Pages

Saturday, August 11, 2012

The Best Pre-War Planning We'll Ever Do

Whether our future military tasks are fighting armies, fighting insurgents, or helping others fight insurgents, knowing the human terrain of hot spots around the world is imprtant to winning and keeping human costs down.

That we are still doing this in Afghanistan after fighting there for nearly 11 years tells me that we should be doing this in lots of places right now--just in case:

The United States has a very important intelligence effort going on in Afghanistan that is little reported. This work is called human topography, and collects large quantities of tribe, family and economic data. Put into databases and analyzed with powerful software, otherwise hidden relationships are discovered. ...

Gaining a better understanding of the culture and local politics makes it possible to gain allies and make negotiate peace deals without lots of violence.

Obviously, we can't make in-depth databases everywhere and keep them up to date everywhere. But wouldn't it be a good idea to have such databases at least in skeletal form for lots of places?

Instead of drawing up nice plans of governing structures and new roads, why don't we spend our pre-war preparation time building up similar databases of leaders and groups in the target nation? This might be a good task for the CIA and other intelligence agencies to focus on, building on those country studies.

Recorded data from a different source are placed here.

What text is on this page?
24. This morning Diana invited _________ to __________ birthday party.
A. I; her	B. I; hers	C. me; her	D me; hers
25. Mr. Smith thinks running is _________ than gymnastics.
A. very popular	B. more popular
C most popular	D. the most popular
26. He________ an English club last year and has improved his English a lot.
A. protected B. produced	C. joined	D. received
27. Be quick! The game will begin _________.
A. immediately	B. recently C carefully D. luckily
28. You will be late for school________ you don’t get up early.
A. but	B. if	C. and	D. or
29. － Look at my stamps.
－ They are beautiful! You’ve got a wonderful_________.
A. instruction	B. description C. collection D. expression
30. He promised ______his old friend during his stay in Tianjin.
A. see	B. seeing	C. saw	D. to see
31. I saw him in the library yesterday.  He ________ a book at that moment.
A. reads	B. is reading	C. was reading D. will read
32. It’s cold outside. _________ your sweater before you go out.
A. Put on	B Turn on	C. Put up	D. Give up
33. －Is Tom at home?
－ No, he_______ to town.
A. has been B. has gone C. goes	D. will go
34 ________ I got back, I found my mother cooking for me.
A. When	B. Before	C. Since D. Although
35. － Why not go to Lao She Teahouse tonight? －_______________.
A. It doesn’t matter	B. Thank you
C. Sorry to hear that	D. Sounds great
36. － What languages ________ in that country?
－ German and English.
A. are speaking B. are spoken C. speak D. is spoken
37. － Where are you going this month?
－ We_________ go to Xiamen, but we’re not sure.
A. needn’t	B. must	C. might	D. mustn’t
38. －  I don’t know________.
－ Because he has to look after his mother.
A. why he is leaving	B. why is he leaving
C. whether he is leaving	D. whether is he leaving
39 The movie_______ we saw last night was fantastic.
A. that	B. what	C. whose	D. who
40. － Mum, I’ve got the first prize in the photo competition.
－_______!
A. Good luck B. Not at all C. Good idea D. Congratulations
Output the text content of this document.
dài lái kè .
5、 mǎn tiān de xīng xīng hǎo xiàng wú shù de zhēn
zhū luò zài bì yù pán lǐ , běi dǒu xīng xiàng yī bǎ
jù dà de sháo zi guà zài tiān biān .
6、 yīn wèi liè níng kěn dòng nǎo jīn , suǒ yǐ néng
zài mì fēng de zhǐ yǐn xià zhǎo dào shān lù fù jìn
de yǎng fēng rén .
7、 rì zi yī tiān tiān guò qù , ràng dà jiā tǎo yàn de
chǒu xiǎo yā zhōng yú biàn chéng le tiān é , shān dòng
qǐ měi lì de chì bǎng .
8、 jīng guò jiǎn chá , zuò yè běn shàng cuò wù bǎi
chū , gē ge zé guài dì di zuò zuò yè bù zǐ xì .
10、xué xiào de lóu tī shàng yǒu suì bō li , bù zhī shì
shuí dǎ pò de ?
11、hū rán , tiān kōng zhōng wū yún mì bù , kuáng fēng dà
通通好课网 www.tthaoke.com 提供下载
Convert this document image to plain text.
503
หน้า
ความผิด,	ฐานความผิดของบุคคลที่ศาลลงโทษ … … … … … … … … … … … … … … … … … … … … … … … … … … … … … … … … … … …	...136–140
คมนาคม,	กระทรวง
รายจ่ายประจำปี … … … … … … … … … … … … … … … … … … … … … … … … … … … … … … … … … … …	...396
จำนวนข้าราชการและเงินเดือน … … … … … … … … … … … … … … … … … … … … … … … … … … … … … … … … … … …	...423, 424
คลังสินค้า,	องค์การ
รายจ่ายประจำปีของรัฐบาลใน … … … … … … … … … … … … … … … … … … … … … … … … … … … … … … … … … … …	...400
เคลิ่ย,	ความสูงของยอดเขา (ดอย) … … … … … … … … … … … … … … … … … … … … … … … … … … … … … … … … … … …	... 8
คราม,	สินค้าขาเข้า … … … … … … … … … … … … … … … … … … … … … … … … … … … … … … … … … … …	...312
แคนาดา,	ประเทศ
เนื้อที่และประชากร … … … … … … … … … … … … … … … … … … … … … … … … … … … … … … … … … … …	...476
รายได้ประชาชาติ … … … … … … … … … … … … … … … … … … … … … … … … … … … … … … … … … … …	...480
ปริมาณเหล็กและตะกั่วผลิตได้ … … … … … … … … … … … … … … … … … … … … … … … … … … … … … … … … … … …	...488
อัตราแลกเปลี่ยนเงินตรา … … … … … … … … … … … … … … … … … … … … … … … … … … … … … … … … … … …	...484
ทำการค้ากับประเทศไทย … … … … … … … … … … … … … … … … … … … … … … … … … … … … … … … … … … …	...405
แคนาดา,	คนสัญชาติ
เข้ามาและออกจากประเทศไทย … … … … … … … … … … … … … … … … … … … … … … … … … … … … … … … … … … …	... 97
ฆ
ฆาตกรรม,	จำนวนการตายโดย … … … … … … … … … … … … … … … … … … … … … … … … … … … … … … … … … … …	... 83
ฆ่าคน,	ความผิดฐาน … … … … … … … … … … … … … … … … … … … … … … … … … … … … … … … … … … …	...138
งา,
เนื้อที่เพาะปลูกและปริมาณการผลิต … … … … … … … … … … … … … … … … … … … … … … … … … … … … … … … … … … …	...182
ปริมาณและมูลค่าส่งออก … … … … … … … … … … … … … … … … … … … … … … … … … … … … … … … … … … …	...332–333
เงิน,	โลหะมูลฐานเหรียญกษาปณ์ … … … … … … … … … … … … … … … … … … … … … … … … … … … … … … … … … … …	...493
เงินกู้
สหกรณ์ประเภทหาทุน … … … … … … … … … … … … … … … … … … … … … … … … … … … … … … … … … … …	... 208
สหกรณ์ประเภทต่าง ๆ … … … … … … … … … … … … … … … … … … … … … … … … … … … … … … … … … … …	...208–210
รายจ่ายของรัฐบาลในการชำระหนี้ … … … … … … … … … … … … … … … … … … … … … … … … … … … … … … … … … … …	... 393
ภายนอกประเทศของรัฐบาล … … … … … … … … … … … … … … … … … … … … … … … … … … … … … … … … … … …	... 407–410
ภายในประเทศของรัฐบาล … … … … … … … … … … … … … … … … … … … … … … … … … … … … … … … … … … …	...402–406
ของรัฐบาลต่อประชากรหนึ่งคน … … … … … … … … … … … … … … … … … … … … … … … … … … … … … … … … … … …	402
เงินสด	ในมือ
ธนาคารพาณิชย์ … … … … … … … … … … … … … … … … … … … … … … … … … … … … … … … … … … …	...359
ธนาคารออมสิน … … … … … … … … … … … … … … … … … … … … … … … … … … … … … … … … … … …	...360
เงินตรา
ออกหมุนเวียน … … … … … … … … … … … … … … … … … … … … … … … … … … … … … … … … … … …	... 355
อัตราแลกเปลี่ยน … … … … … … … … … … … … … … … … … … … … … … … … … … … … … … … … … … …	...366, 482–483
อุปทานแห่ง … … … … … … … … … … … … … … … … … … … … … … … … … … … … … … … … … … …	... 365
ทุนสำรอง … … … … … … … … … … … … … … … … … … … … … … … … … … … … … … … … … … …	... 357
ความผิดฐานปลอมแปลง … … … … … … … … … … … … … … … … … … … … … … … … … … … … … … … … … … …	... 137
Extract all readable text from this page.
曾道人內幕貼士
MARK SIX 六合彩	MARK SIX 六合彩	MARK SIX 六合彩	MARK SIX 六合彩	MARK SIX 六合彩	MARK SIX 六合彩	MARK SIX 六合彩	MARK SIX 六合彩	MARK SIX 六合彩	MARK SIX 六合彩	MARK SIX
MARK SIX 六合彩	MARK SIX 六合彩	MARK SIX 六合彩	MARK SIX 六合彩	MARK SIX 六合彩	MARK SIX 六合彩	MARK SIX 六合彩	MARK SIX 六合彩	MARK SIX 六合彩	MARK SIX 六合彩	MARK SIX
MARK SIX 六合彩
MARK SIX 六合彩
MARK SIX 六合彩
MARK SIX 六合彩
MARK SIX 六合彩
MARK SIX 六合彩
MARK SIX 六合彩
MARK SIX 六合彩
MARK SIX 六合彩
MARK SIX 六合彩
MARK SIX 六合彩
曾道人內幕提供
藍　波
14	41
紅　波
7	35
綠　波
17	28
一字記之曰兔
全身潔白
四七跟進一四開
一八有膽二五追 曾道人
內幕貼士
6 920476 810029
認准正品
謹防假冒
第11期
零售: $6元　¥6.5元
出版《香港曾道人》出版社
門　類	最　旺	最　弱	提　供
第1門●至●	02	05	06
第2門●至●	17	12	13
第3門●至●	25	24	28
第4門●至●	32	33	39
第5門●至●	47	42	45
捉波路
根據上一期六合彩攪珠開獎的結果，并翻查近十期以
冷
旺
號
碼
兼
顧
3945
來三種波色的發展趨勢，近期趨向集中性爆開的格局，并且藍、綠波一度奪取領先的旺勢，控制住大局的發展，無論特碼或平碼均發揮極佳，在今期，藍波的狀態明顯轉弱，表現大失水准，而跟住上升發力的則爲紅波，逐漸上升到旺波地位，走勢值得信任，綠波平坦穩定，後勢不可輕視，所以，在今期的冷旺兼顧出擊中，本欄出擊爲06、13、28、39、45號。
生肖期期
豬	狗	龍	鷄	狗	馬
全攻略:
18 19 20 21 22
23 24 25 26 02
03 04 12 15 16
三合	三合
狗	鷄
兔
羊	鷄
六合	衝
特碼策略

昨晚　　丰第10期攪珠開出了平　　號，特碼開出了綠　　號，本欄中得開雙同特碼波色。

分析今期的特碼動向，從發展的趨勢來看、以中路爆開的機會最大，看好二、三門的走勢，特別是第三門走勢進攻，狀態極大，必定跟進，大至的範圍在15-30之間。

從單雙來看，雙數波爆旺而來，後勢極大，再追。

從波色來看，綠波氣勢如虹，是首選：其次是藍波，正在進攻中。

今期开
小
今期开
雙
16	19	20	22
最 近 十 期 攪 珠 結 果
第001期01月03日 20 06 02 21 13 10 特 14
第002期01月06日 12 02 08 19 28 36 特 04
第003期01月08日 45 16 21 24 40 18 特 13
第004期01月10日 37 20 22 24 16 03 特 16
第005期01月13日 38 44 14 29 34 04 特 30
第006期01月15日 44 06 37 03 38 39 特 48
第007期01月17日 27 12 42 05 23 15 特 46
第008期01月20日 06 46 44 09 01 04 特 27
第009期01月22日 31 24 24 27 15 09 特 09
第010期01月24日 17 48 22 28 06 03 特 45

Such detailed knowledge of the society and political elites of a potential enemy would be useful for a lot more than just suppressing an insurgency. We could use it to target sanctions, foster a revolt or revolution, or sow dissent and suspicion among the ruling elites.

If we had a database of local actors anywhere near what we have today, we'd have rolled up the insurgency a lot faster and perhaps prevented al Qaeda from effectively invading Iraq and dragging the killing out years longer.

We'd save a lot of lives if we knew who the local actors were before we set major footprint on the ground. We'd save lives if we just had a head start on that knowledge.